From: Jacob Kroon <jacob.kroon@gmail.com>
To: Joshua Watt <jpewhacker@gmail.com>,
openembedded-core@lists.openembedded.org
Cc: Peter Kjellerstedt <peter.kjellerstedt@axis.com>
Subject: Re: [PATCH] classes/sstate: Update output hash
Date: Tue, 15 Jan 2019 21:16:57 +0100 [thread overview]
Message-ID: <272c34a9-5806-eafa-7d2a-b44ef25d63cf@gmail.com> (raw)
In-Reply-To: <20190115193950.25538-1-JPEWhacker@gmail.com>
On 1/15/19 8:39 PM, Joshua Watt wrote:
> Updates the output hash calculation for determining if tasks are
> equivalent. The new algorithm does the following based on feedback:
> 1) All files are printed in a single line tabular format
> 2) Prints the file type and mode in a user-friendly ls-like format
> 3) Includes the file owner and group (by name, not ID). These are only
> included if the task is run under pseudo, since that is the only
> time they can be consistently determined.
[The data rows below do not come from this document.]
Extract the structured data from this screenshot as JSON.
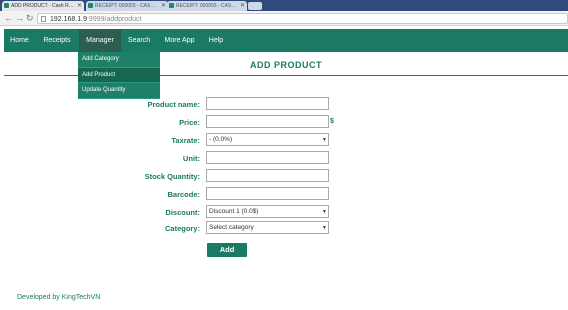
{
  "browser": {
    "tabs": [
      {
        "label": "ADD PRODUCT - Cash R…"
      },
      {
        "label": "RECEIPT: 000003 - CAS…"
      },
      {
        "label": "RECEIPT: 000003 - CAS…"
      }
    ],
    "url_host": "192.168.1.9",
    "url_port": ":9999",
    "url_path": "/addproduct"
  },
  "nav": {
    "items": [
      {
        "label": "Home"
      },
      {
        "label": "Receipts"
      },
      {
        "label": "Manager"
      },
      {
        "label": "Search"
      },
      {
        "label": "More App"
      },
      {
        "label": "Help"
      }
    ],
    "dropdown": [
      {
        "label": "Add Category"
      },
      {
        "label": "Add Product"
      },
      {
        "label": "Update Quantity"
      }
    ]
  },
  "page": {
    "title": "ADD PRODUCT"
  },
  "form": {
    "product_name": {
      "label": "Product name:",
      "value": ""
    },
    "price": {
      "label": "Price:",
      "value": "",
      "unit": "$"
    },
    "taxrate": {
      "label": "Taxrate:",
      "selected": "- (0.0%)"
    },
    "unit": {
      "label": "Unit:",
      "value": ""
    },
    "stock_quantity": {
      "label": "Stock Quantity:",
      "value": ""
    },
    "barcode": {
      "label": "Barcode:",
      "value": ""
    },
    "discount": {
      "label": "Discount:",
      "selected": "Discount 1 (0.0$)"
    },
    "category": {
      "label": "Category:",
      "selected": "Select category"
    },
    "submit_label": "Add"
  },
  "footer": {
    "text": "Developed by KingTechVN"
  },
  "colors": {
    "accent": "#1a7a63",
    "nav_active": "#2b5e50"
  }
}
> 4) File size is included for regular files
>
> Signed-off-by: Joshua Watt <JPEWhacker@gmail.com>
> ---
> meta/classes/sstate.bbclass | 91 +++++++++++++++++++++++++++++++------
> 1 file changed, 76 insertions(+), 15 deletions(-)
>
> diff --git a/meta/classes/sstate.bbclass b/meta/classes/sstate.bbclass
> index 482ffa83f98..a103a759825 100644
> --- a/meta/classes/sstate.bbclass
> +++ b/meta/classes/sstate.bbclass
> @@ -784,6 +784,8 @@ python sstate_sign_package () {
> def OEOuthashBasic(path, sigfile, task, d):
> import hashlib
> import stat
> + import pwd
> + import grp
>
> def update_hash(s):
> s = s.encode('utf-8')
> @@ -793,6 +795,7 @@ def OEOuthashBasic(path, sigfile, task, d):
>
> h = hashlib.sha256()
> prev_dir = os.getcwd()
> + include_owners = os.environ.get('PSEUDO_DISABLED') == '0'
>
> try:
> os.chdir(path)
> @@ -807,34 +810,92 @@ def OEOuthashBasic(path, sigfile, task, d):
> update_hash("task=%s\n" % task)
>
> for root, dirs, files in os.walk('.', topdown=True):
> - # Sort directories and files to ensure consistent ordering
> + # Sort directories to ensure consistent ordering when recursing
> dirs.sort()
> files.sort()
>
> - for f in files:
> - path = os.path.join(root, f)
> + def process(path):
> s = os.lstat(path)
>
> - # Hash file path
> - update_hash(path + '\n')
> + if stat.S_ISDIR(s.st_mode):
> + update_hash('d')
> + elif stat.S_ISCHR(s.st_mode):
> + update_hash('c')
> + elif stat.S_ISBLK(s.st_mode):
> + update_hash('b')
> + elif stat.S_ISSOCK(s.st_mode):
> + update_hash('s')
> + elif stat.S_ISLNK(s.st_mode):
> + update_hash('l')
> + elif stat.S_ISFIFO(s.st_mode):
> + update_hash('p')
> + else:
> + update_hash('-')
> +
> + def add_perm(mask, on, off='-'):
> + if mask & s.st_mode:
> + update_hash(on)
> + else:
> + update_hash(off)
> +
> + add_perm(stat.S_IRUSR, 'r')
> + add_perm(stat.S_IWUSR, 'w')
> + if stat.S_ISUID & s.st_mode:
> + add_perm(stat.S_IXUSR, 's', 'S')
> + else:
> + add_perm(stat.S_IXUSR, 'x')
>
> - # Hash file mode
> - update_hash("\tmode=0x%x\n" % stat.S_IMODE(s.st_mode))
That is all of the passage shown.